Ministério da Educação francês cancela versão moderna de A Bela e o Monstro por a considerar “inadequada”

O Ministério da Educação francês cancelou a distribuição de uma versão modernizada e ilustrada do conto A Bela e o Monstro, que estava prevista para ser oferecida a cerca de 800 mil crianças de 10 anos no âmbito da campanha “Um livro para as férias”. A decisão gerou polémica, com o autor da adaptação a denunciar “censura” e a questionar os verdadeiros motivos do cancelamento.

A obra em questão foi criada pelo cartoonista Jul, conhecido pela série animada Silex and the City e pelo seu trabalho como argumentista das mais recentes histórias de Lucky Luke. A sua versão do conto clássico de 1796 já estava pronta para impressão e contava, inclusivamente, com um prefácio entusiástico da ministra da Educação, Élisabeth Borne.

“Nesta versão, criada especialmente para vocês, descobrirão o estilo irreverente e o olhar crítico de Jul, que conferem uma nova abordagem a este conto”, escreveu Borne na introdução dirigida aos alunos.

No entanto, na segunda-feira, o Ministério da Educação enviou uma carta ao autor informando que o livro não seria distribuído, justificando a decisão com o facto de que “não se adequa a uma leitura independente, em casa, com a família e sem orientação pedagógica, para alunos de 10 a 11 anos”. O ministério acrescentou que a obra “poderia suscitar questões entre os alunos para as quais não haveria respostas apropriadas”.

Entre os elementos considerados problemáticos está a representação do pai da protagonista, que surge com uma garrafa na mão, visivelmente embriagado, enquanto canta Les Lacs du Connemara, um clássico da música francesa interpretado por Michel Sardou. Além disso, o livro continha referências a redes sociais, que também foram apontadas como inadequadas.

A ministra da Educação defendeu a decisão do governo numa entrevista à CNEWS, afirmando que “Jul tem muito talento e usa ironia e humor com mestria, mas, sem acompanhamento adequado, não considero apropriado para crianças de 10 anos”.

O autor da adaptação, Jul, reagiu de forma veemente à decisão, considerando-a um ato de “censura” baseado em “pretextos falsos”. Para ele, a verdadeira razão do cancelamento está na reinterpretação visual e cultural da protagonista. Na sua versão, Bela tem pele morena, cabelos encaracolados e descendência argelina.

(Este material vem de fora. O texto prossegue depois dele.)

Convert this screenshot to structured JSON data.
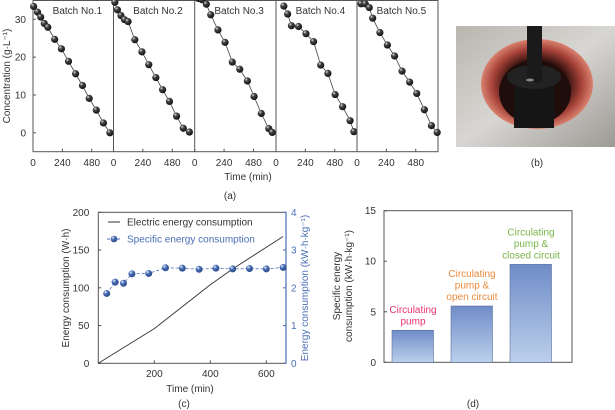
{
  "colors": {
    "axis": "#555555",
    "line": "#333333",
    "blue": "#4a6fb5",
    "bar_top": "#6f8cc7",
    "bar_bottom": "#bcd0ec",
    "pink": "#e8336f",
    "orange": "#e98a3c",
    "green": "#7ab648"
  },
  "captions": {
    "a": "(a)",
    "b": "(b)",
    "c": "(c)",
    "d": "(d)"
  },
  "chart_data": [
    {
      "type": "scatter",
      "panel": "a",
      "ylabel": "Concentration (g·L⁻¹)",
      "xlabel": "Time (min)",
      "ylim": [
        -5,
        35
      ],
      "xlim": [
        0,
        660
      ],
      "yticks": [
        0,
        10,
        20,
        30
      ],
      "xticks": [
        0,
        240,
        480
      ],
      "series": [
        {
          "name": "Batch No.1",
          "t": [
            5,
            37,
            63,
            92,
            121,
            177,
            232,
            290,
            348,
            404,
            459,
            517,
            575,
            628
          ],
          "c": [
            33.4,
            31.9,
            30.6,
            28.9,
            27.9,
            24.7,
            22.2,
            18.9,
            15.6,
            12.5,
            9.1,
            6.0,
            2.6,
            0.0
          ]
        },
        {
          "name": "Batch No.2",
          "t": [
            11,
            32,
            61,
            90,
            119,
            174,
            232,
            288,
            346,
            401,
            457,
            515,
            570,
            620
          ],
          "c": [
            34.5,
            32.5,
            31.0,
            29.9,
            29.4,
            24.6,
            21.4,
            18.0,
            14.6,
            11.4,
            8.3,
            4.4,
            1.2,
            0.2
          ]
        },
        {
          "name": "Batch No.3",
          "t": [
            30,
            60,
            95,
            131,
            190,
            248,
            307,
            368,
            430,
            485,
            544,
            605,
            633
          ],
          "c": [
            35.5,
            35.2,
            34.0,
            31.2,
            27.2,
            23.9,
            18.7,
            16.8,
            13.7,
            9.6,
            5.1,
            1.1,
            0.1
          ]
        },
        {
          "name": "Batch No.4",
          "t": [
            64,
            95,
            126,
            184,
            245,
            307,
            365,
            424,
            483,
            544,
            605,
            636
          ],
          "c": [
            33.5,
            31.4,
            28.3,
            28.1,
            26.2,
            24.1,
            17.9,
            15.7,
            10.1,
            6.9,
            3.2,
            0.3
          ]
        },
        {
          "name": "Batch No.5",
          "t": [
            33,
            67,
            100,
            128,
            187,
            248,
            307,
            368,
            430,
            488,
            550,
            608,
            655
          ],
          "c": [
            34.1,
            34.1,
            33.1,
            30.3,
            26.5,
            23.2,
            20.3,
            16.3,
            13.4,
            10.4,
            6.1,
            1.9,
            0.1
          ]
        }
      ]
    },
    {
      "type": "line",
      "panel": "c",
      "xlabel": "Time (min)",
      "ylabel": "Energy consumption (W·h)",
      "y2label": "Energy consumption (kW·h·kg⁻¹)",
      "xlim": [
        0,
        670
      ],
      "ylim": [
        0,
        200
      ],
      "y2lim": [
        0,
        4
      ],
      "xticks": [
        200,
        400,
        600
      ],
      "yticks": [
        0,
        50,
        100,
        150,
        200
      ],
      "y2ticks": [
        0,
        1,
        2,
        3,
        4
      ],
      "legend": "top-left",
      "series": [
        {
          "name": "Electric energy consumption",
          "axis": "left",
          "x": [
            0,
            200,
            400,
            480,
            660
          ],
          "y": [
            0,
            46,
            104,
            125,
            168
          ]
        },
        {
          "name": "Specific energy consumption",
          "axis": "right",
          "x": [
            30,
            60,
            90,
            120,
            180,
            240,
            300,
            360,
            420,
            480,
            540,
            600,
            660
          ],
          "y": [
            1.85,
            2.15,
            2.12,
            2.37,
            2.38,
            2.53,
            2.52,
            2.49,
            2.52,
            2.5,
            2.51,
            2.5,
            2.54
          ]
        }
      ]
    },
    {
      "type": "bar",
      "panel": "d",
      "ylabel_lines": [
        "Specific energy",
        "consumption (kW·h·kg⁻¹)"
      ],
      "ylim": [
        0,
        15
      ],
      "yticks": [
        0,
        5,
        10,
        15
      ],
      "categories": [
        {
          "lines": [
            "Circulating",
            "pump"
          ],
          "color": "#e8336f"
        },
        {
          "lines": [
            "Circulating",
            "pump &",
            "open circuit"
          ],
          "color": "#e98a3c"
        },
        {
          "lines": [
            "Circulating",
            "pump &",
            "closed circuit"
          ],
          "color": "#7ab648"
        }
      ],
      "values": [
        3.17,
        5.57,
        9.69
      ]
    }
  ]
}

O conto aborda questões relacionadas com imigração e integração, o que, segundo Jul, pode ter sido o verdadeiro motivo da rejeição.

“A única explicação parece ser o desconforto de ver um mundo de príncipes e princesas que se assemelha mais à realidade das crianças de hoje”, afirmou o autor.

Jul foi ainda mais longe ao questionar se “a substituição de princesas loiras por jovens mediterrânicas será o limite que a administração do ministério, sediada em Versalhes, não pode ultrapassar”. Com esta declaração, fez referência à teoria da conspiração do “grande substituição”, que ganhou força entre grupos de extrema-direita desde as eleições presidenciais de 2022 em França.

A decisão de cancelar a distribuição de A Bela e o Monstro coloca em risco a continuidade da campanha “Um livro para as férias” deste ano, uma iniciativa lançada em 2017 e que, até agora, ofereceu aos alunos novas edições de clássicos como Fábulas de La Fontaine, A Odisseia de Homero e O Homem que Plantava Árvores de Jean Giono.

Sem um substituto imediato para a versão cancelada, é possível que os 800 mil alunos fiquem sem um livro para ler durante as férias escolares deste verão.